About the pretrained model and training time

amazon-science / polygon-transformer

Apache License 2.0

131 stars 9 forks source link

About the pretrained model and training time #1

Closed byminji closed 1 year ago

byminji commented 1 year ago

Hi, thanks for releasing a code for your great work!

Could you please share the pretrained PolyFormer weights? Also, how long did it take to pretrain and finetune the model in your environment?

Thanks :)

huidingai commented 1 year ago

Hi @byminji,

Thanks for your interest in our work! We just released the model weights (both pre-trained and fine-tuned). For pretrianing, with 8 A-100 GPUs, the pretraining of PolyFormerL takes a week, and fine-tuning takes 2-3 days.

byminji commented 1 year ago

@huidingai Thanks for sharing the model weights! I have one more question about the fine-tuning process. Based on the run script for fine-tuning, it seems that you use the combined training set for refcoco/+/g, but there are different model weights for each dataset. What's the difference between each model? (e.g., polyformer_b_refcoco.pt vs polyformer_b_refcoco+.pt)

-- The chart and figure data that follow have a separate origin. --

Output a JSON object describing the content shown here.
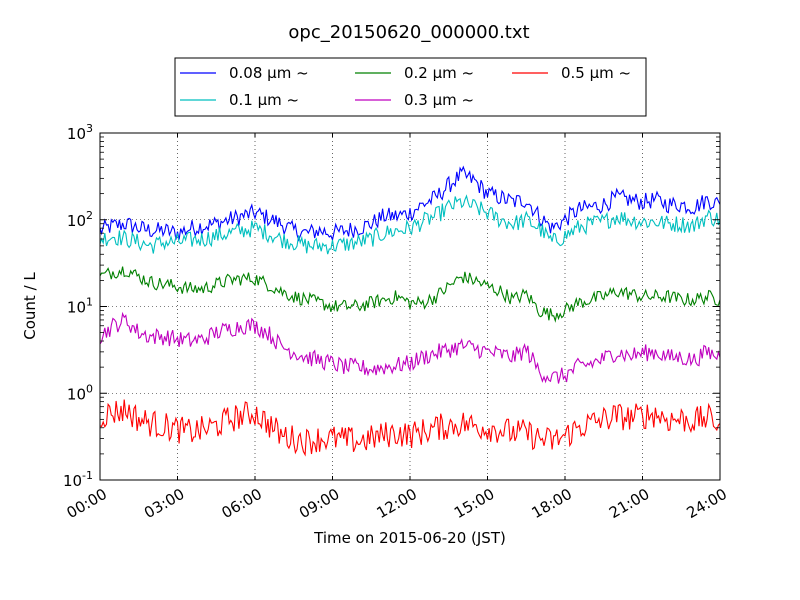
{
  "chart_data": {
    "type": "line",
    "title": "opc_20150620_000000.txt",
    "xlabel": "Time on 2015-06-20 (JST)",
    "ylabel": "Count / L",
    "x_range_hours": [
      0,
      24
    ],
    "yscale": "log",
    "ylim": [
      0.1,
      1000
    ],
    "grid": true,
    "legend_position": "top",
    "x_ticks": [
      {
        "h": 0,
        "label": "00:00"
      },
      {
        "h": 3,
        "label": "03:00"
      },
      {
        "h": 6,
        "label": "06:00"
      },
      {
        "h": 9,
        "label": "09:00"
      },
      {
        "h": 12,
        "label": "12:00"
      },
      {
        "h": 15,
        "label": "15:00"
      },
      {
        "h": 18,
        "label": "18:00"
      },
      {
        "h": 21,
        "label": "21:00"
      },
      {
        "h": 24,
        "label": "24:00"
      }
    ],
    "y_ticks": [
      {
        "v": 0.1,
        "base": "10",
        "exp": "-1"
      },
      {
        "v": 1,
        "base": "10",
        "exp": "0"
      },
      {
        "v": 10,
        "base": "10",
        "exp": "1"
      },
      {
        "v": 100,
        "base": "10",
        "exp": "2"
      },
      {
        "v": 1000,
        "base": "10",
        "exp": "3"
      }
    ],
    "series": [
      {
        "name": "0.08 μm ~",
        "color": "#0000ff",
        "noise": 0.1,
        "x": [
          0,
          0.5,
          1,
          1.5,
          2,
          2.5,
          3,
          3.5,
          4,
          4.5,
          5,
          5.5,
          6,
          6.5,
          7,
          7.5,
          8,
          8.5,
          9,
          9.5,
          10,
          10.5,
          11,
          11.5,
          12,
          12.5,
          13,
          13.5,
          14,
          14.5,
          15,
          15.5,
          16,
          16.5,
          17,
          17.5,
          18,
          18.5,
          19,
          19.5,
          20,
          20.5,
          21,
          21.5,
          22,
          22.5,
          23,
          23.5,
          24
        ],
        "y": [
          75,
          85,
          90,
          80,
          75,
          75,
          70,
          80,
          85,
          90,
          100,
          110,
          120,
          105,
          90,
          75,
          70,
          75,
          70,
          75,
          80,
          90,
          110,
          110,
          120,
          150,
          180,
          250,
          330,
          280,
          200,
          180,
          160,
          170,
          110,
          80,
          100,
          130,
          140,
          150,
          180,
          170,
          160,
          170,
          150,
          150,
          140,
          170,
          150
        ]
      },
      {
        "name": "0.1 μm ~",
        "color": "#00bfbf",
        "noise": 0.1,
        "x": [
          0,
          0.5,
          1,
          1.5,
          2,
          2.5,
          3,
          3.5,
          4,
          4.5,
          5,
          5.5,
          6,
          6.5,
          7,
          7.5,
          8,
          8.5,
          9,
          9.5,
          10,
          10.5,
          11,
          11.5,
          12,
          12.5,
          13,
          13.5,
          14,
          14.5,
          15,
          15.5,
          16,
          16.5,
          17,
          17.5,
          18,
          18.5,
          19,
          19.5,
          20,
          20.5,
          21,
          21.5,
          22,
          22.5,
          23,
          23.5,
          24
        ],
        "y": [
          60,
          65,
          60,
          55,
          50,
          55,
          55,
          58,
          60,
          65,
          70,
          75,
          80,
          70,
          60,
          55,
          50,
          50,
          50,
          52,
          55,
          60,
          70,
          75,
          80,
          95,
          110,
          140,
          160,
          140,
          120,
          100,
          90,
          100,
          80,
          55,
          65,
          80,
          90,
          95,
          110,
          100,
          95,
          95,
          90,
          90,
          85,
          110,
          100
        ]
      },
      {
        "name": "0.2 μm ~",
        "color": "#008000",
        "noise": 0.08,
        "x": [
          0,
          0.5,
          1,
          1.5,
          2,
          2.5,
          3,
          3.5,
          4,
          4.5,
          5,
          5.5,
          6,
          6.5,
          7,
          7.5,
          8,
          8.5,
          9,
          9.5,
          10,
          10.5,
          11,
          11.5,
          12,
          12.5,
          13,
          13.5,
          14,
          14.5,
          15,
          15.5,
          16,
          16.5,
          17,
          17.5,
          18,
          18.5,
          19,
          19.5,
          20,
          20.5,
          21,
          21.5,
          22,
          22.5,
          23,
          23.5,
          24
        ],
        "y": [
          22,
          25,
          27,
          22,
          19,
          18,
          17,
          16,
          16,
          18,
          20,
          21,
          21,
          18,
          15,
          13,
          12,
          11,
          10,
          10,
          10,
          11,
          12,
          13,
          11,
          11,
          13,
          17,
          22,
          20,
          17,
          15,
          12,
          14,
          9,
          8,
          9,
          11,
          12,
          13,
          15,
          14,
          13,
          13,
          13,
          12,
          12,
          13,
          12
        ]
      },
      {
        "name": "0.3 μm ~",
        "color": "#bf00bf",
        "noise": 0.1,
        "x": [
          0,
          0.5,
          1,
          1.5,
          2,
          2.5,
          3,
          3.5,
          4,
          4.5,
          5,
          5.5,
          6,
          6.5,
          7,
          7.5,
          8,
          8.5,
          9,
          9.5,
          10,
          10.5,
          11,
          11.5,
          12,
          12.5,
          13,
          13.5,
          14,
          14.5,
          15,
          15.5,
          16,
          16.5,
          17,
          17.5,
          18,
          18.5,
          19,
          19.5,
          20,
          20.5,
          21,
          21.5,
          22,
          22.5,
          23,
          23.5,
          24
        ],
        "y": [
          4.5,
          6,
          7,
          5,
          4.5,
          4.5,
          4.2,
          4,
          4.2,
          5,
          5.5,
          6,
          6,
          5,
          3.5,
          3,
          2.6,
          2.4,
          2.2,
          2,
          2,
          1.9,
          2,
          2.1,
          2.2,
          2.6,
          2.9,
          3.2,
          3.5,
          3.3,
          3,
          2.8,
          2.6,
          3.2,
          1.8,
          1.5,
          1.6,
          2,
          2.2,
          2.5,
          3,
          2.7,
          2.9,
          3,
          2.6,
          2.6,
          2.4,
          3,
          2.6
        ]
      },
      {
        "name": "0.5 μm ~",
        "color": "#ff0000",
        "noise": 0.16,
        "x": [
          0,
          0.5,
          1,
          1.5,
          2,
          2.5,
          3,
          3.5,
          4,
          4.5,
          5,
          5.5,
          6,
          6.5,
          7,
          7.5,
          8,
          8.5,
          9,
          9.5,
          10,
          10.5,
          11,
          11.5,
          12,
          12.5,
          13,
          13.5,
          14,
          14.5,
          15,
          15.5,
          16,
          16.5,
          17,
          17.5,
          18,
          18.5,
          19,
          19.5,
          20,
          20.5,
          21,
          21.5,
          22,
          22.5,
          23,
          23.5,
          24
        ],
        "y": [
          0.55,
          0.6,
          0.65,
          0.5,
          0.45,
          0.42,
          0.38,
          0.36,
          0.38,
          0.42,
          0.5,
          0.55,
          0.6,
          0.45,
          0.33,
          0.3,
          0.28,
          0.3,
          0.3,
          0.29,
          0.28,
          0.3,
          0.33,
          0.35,
          0.33,
          0.36,
          0.4,
          0.42,
          0.45,
          0.42,
          0.4,
          0.38,
          0.35,
          0.35,
          0.3,
          0.28,
          0.32,
          0.4,
          0.45,
          0.5,
          0.55,
          0.52,
          0.55,
          0.58,
          0.5,
          0.5,
          0.48,
          0.52,
          0.45
        ]
      }
    ]
  }
}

huidingai commented 1 year ago

@byminji We used the validation set of refcoco/+/g to select the best model.

byminji commented 1 year ago

@huidingai I see. Thank you for your answers :)

lmsdss commented 1 year ago

Hello,I would like to express my sincere appreciation for your hard work and contributions to the project. It has been incredibly valuable and informative. If I don't have the same number of GPUs, does that mean I can't directly use the pre-trained models you provided? It seems that this would result in a mismatch between the loaded pre-trained model and the model I want to use.

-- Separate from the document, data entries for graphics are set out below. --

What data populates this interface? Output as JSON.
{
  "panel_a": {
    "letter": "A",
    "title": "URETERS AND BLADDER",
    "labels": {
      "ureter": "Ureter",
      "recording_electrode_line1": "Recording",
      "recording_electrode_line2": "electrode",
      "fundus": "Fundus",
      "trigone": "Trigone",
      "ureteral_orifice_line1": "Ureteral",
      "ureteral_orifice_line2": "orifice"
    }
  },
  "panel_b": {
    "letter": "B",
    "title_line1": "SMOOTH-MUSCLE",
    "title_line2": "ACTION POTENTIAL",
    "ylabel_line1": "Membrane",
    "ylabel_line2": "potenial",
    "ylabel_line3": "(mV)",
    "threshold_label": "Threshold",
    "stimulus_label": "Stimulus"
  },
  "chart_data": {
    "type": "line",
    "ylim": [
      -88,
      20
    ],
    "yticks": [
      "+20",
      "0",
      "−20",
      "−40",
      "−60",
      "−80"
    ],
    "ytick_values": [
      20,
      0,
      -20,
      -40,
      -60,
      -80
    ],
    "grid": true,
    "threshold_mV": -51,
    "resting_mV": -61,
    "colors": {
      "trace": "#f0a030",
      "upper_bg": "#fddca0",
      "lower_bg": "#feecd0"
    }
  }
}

joellliu commented 1 year ago

Hello,I would like to express my sincere appreciation for your hard work and contributions to the project. It has been incredibly valuable and informative. If I don't have the same number of GPUs, does that mean I can't directly use the pre-trained models you provided? It seems that this would result in a mismatch between the loaded pre-trained model and the model I want to use.

Hi, you should still be able to use the pretrained models but you will need to modify the training/ evaluation scripts to match the number of gpus you have.